The full questions is in the picture. I already solved a) and found 5.6E14 electrons per second

For b) i first found the power of the light but just multiplying the intensity with the area: (6.0 W/m2)(3.5E-4 m^2) = 0.0021 W
Then I tried to use the voltage from the graph but i am not sure which value i should use because i don't know the voltage that corresponds to the intensity given.

So could you show me a way that can help me work it out?

After finding the number of electrons that the light releases i would calculate the percetage by dividing the value in question a) by the value i find and multiply it with 100.
(The correct answer should be 13% but i don't know how to get there)

For c) i said that because the energy of the photons are not enough to eject the electrons on the plate are a reflected back. (But I am not sure if that's a correct statement)

 

[RPinPA]

i am not sure which value i should use because i don't know the voltage that corresponds to the intensity given.

I don't think they're related. The intensity is a property of the incoming light, and it's the same light source with the same intensity no matter what you're doing with the photocell, or even if you don't have a photocell, you just replace it with a rock.

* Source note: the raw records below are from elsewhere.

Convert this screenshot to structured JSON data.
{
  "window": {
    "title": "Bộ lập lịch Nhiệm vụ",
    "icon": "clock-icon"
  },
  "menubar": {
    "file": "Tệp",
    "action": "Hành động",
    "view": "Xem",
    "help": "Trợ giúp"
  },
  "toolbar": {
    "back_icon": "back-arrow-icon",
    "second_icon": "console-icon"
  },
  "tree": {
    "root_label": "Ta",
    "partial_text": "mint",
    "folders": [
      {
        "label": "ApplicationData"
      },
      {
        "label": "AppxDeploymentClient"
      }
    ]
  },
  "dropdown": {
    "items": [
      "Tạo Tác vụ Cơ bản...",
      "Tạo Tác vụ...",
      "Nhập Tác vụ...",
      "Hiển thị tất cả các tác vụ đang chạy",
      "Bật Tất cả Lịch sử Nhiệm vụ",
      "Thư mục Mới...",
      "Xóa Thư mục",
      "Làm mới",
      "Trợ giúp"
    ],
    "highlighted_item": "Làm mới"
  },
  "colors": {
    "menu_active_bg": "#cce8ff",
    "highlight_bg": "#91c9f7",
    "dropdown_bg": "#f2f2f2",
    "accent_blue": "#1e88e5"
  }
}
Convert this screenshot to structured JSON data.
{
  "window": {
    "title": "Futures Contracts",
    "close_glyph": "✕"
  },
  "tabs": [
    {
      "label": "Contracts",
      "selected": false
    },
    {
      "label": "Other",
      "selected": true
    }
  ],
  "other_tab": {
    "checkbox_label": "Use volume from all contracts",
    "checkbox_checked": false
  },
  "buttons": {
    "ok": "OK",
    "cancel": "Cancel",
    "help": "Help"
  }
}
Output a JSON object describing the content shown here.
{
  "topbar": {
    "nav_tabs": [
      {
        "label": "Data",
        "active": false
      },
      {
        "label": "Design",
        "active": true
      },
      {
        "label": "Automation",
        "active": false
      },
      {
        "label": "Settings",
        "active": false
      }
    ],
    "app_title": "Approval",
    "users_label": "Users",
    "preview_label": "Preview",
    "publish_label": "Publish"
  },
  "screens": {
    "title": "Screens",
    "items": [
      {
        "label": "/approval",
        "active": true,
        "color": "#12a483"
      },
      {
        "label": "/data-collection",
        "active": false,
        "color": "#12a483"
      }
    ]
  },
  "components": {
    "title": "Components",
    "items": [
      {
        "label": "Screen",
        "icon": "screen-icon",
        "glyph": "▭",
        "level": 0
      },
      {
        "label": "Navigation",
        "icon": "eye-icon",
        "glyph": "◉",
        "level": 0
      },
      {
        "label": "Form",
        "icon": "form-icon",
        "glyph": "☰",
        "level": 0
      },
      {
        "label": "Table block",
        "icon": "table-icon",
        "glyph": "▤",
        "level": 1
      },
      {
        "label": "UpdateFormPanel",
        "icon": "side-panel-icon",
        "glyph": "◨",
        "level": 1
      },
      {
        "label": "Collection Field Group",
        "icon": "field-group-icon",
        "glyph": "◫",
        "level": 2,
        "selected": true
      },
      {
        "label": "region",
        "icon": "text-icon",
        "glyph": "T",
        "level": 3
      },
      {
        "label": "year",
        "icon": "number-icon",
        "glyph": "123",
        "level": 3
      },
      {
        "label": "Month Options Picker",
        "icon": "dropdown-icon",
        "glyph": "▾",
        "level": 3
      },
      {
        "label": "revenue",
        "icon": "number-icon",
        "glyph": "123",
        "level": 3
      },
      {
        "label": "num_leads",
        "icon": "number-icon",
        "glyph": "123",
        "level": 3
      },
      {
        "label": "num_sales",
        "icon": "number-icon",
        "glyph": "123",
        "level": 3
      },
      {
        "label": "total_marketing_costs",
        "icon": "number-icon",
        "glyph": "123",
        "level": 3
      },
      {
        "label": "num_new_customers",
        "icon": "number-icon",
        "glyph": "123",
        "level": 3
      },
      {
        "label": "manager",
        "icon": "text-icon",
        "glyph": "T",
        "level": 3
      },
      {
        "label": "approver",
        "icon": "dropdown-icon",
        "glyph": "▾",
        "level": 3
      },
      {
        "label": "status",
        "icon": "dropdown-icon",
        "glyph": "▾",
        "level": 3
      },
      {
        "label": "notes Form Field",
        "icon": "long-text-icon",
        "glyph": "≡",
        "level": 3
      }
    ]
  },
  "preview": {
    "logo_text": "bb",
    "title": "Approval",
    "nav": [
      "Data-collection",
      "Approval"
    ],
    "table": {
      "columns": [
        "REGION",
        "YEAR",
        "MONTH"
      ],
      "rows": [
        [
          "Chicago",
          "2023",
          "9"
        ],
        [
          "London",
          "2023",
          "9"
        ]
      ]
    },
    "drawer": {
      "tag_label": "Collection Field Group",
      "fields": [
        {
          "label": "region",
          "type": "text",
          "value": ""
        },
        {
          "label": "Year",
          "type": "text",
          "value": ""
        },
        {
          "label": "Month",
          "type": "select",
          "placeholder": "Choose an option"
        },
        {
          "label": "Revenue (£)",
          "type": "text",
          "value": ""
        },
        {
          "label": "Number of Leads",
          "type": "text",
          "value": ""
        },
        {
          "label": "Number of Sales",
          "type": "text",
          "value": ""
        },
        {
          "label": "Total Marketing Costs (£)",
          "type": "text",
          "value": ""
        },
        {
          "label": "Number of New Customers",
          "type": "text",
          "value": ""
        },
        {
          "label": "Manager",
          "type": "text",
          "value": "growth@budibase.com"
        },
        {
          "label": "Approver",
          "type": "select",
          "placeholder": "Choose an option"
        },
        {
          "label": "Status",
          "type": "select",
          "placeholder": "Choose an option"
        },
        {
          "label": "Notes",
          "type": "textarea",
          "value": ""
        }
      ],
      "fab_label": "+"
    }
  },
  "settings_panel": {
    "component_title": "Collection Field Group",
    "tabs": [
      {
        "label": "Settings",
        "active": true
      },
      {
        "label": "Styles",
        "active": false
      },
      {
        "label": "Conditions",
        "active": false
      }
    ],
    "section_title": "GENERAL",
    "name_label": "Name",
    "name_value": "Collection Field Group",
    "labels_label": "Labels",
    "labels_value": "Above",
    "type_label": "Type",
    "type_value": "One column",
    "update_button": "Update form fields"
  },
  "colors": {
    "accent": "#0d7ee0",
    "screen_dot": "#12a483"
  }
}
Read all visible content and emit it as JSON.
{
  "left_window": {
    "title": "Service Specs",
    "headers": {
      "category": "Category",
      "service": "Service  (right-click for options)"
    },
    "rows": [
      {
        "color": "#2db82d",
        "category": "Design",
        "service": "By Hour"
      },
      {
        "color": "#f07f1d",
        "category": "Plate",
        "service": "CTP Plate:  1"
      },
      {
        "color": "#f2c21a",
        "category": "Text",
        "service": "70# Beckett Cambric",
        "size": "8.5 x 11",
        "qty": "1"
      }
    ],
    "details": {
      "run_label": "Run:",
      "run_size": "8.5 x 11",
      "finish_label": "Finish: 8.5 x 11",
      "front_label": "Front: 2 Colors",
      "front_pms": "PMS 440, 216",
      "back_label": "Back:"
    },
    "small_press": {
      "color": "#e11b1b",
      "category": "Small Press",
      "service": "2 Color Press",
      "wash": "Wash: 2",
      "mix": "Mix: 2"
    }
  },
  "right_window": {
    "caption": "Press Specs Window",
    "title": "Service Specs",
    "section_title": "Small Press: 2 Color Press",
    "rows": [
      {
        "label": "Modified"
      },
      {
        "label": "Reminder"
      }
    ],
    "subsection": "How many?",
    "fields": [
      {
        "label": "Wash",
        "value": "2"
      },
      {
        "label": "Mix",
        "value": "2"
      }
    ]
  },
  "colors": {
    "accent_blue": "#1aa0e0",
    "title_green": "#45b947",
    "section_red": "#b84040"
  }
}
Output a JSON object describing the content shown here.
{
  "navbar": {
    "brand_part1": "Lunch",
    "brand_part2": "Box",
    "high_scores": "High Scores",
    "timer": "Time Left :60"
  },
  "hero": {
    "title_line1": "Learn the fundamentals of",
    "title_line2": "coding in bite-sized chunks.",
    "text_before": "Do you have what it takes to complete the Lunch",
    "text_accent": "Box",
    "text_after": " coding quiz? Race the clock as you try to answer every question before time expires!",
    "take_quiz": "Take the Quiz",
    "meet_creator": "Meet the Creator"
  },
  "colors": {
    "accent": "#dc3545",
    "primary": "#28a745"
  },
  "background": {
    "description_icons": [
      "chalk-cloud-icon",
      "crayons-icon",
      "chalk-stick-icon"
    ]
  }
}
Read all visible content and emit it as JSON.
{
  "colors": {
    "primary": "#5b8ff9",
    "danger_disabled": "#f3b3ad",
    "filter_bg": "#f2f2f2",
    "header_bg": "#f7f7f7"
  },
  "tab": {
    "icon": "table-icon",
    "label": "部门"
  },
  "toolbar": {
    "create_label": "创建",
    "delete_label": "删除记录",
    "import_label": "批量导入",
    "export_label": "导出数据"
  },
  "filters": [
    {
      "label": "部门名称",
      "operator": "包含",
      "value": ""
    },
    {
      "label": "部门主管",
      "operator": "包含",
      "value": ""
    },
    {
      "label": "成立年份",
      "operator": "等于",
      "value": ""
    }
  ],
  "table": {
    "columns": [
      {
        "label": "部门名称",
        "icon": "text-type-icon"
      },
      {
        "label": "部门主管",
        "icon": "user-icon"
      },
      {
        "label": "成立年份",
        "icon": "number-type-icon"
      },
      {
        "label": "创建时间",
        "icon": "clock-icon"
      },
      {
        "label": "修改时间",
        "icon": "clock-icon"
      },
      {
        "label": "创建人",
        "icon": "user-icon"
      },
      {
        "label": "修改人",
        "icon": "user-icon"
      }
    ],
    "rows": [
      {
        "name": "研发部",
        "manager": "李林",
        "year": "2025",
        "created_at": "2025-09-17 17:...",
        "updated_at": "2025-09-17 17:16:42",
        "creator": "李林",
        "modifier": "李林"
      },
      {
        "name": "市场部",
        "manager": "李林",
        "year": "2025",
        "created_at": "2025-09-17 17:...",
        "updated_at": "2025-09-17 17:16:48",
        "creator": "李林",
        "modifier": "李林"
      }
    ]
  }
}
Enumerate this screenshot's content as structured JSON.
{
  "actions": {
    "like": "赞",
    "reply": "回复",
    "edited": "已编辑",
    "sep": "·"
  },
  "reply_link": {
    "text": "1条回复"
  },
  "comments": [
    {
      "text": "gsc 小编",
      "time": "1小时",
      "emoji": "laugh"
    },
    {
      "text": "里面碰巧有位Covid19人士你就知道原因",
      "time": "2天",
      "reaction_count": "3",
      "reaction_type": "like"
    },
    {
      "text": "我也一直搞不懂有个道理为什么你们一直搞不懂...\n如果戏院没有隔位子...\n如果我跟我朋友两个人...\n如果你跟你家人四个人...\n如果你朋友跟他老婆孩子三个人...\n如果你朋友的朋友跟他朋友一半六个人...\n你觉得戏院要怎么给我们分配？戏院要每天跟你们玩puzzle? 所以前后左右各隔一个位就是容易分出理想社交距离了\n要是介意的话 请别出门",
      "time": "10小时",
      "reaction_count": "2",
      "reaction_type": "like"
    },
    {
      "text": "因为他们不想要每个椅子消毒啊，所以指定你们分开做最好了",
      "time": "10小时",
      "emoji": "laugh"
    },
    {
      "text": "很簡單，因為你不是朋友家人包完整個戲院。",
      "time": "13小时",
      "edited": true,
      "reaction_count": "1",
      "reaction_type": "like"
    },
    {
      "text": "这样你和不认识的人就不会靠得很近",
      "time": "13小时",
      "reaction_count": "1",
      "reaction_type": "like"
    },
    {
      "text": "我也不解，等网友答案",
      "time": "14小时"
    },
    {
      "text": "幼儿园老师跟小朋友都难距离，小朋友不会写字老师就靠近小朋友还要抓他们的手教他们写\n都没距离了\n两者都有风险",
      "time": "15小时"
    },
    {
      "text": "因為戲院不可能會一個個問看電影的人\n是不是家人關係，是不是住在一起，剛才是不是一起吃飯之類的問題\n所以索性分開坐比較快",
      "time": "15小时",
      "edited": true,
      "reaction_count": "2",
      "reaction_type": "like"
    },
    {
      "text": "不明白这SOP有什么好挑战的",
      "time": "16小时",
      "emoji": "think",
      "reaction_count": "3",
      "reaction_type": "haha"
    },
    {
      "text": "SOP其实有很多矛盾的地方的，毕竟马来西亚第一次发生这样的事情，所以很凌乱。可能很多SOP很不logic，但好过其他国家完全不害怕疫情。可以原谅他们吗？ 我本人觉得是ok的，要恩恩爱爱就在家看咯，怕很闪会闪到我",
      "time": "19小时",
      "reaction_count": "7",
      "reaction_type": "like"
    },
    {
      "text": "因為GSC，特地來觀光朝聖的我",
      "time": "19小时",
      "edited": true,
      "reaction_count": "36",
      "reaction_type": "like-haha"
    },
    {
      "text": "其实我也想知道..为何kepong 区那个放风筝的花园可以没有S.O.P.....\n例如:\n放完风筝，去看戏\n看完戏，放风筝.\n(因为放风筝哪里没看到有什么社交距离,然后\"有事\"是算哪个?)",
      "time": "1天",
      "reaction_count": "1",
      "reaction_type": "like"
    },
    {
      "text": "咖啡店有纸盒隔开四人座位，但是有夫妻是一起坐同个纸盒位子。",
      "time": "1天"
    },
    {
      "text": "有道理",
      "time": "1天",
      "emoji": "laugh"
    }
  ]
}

That's just telling you how much energy is incident from the outside light source.

A photon releases an electron, by being absorbed. Since you know how many electrons are released (each second) then you know how many photons were absorbed each second. The question is asking what percentage that is, of the photons which were incident in that same second.

 

[Kaguro]

For b) i first found the power of the light but just multiplying the intensity with the area: (6.0 W/m2)(3.5E-4 m^2) = 0.0021 W
Then I tried to use the voltage from the graph but i am not sure which value i should use because i don't know the voltage that corresponds to the intensity given.

So could you show me a way that can help me work it out?

After multiplying with area of plate you found the power transferred to the plate. Now power is energy transferred per second. So of course you need to find the energy of each photon first.

For part c, the photons which don't eject electrons can be absorbed by the material of the plate to generate heat, or they can be reflected, scattered etc. Energy is conserved.

 

[Zeynaz]

Thanks! Found the correct answer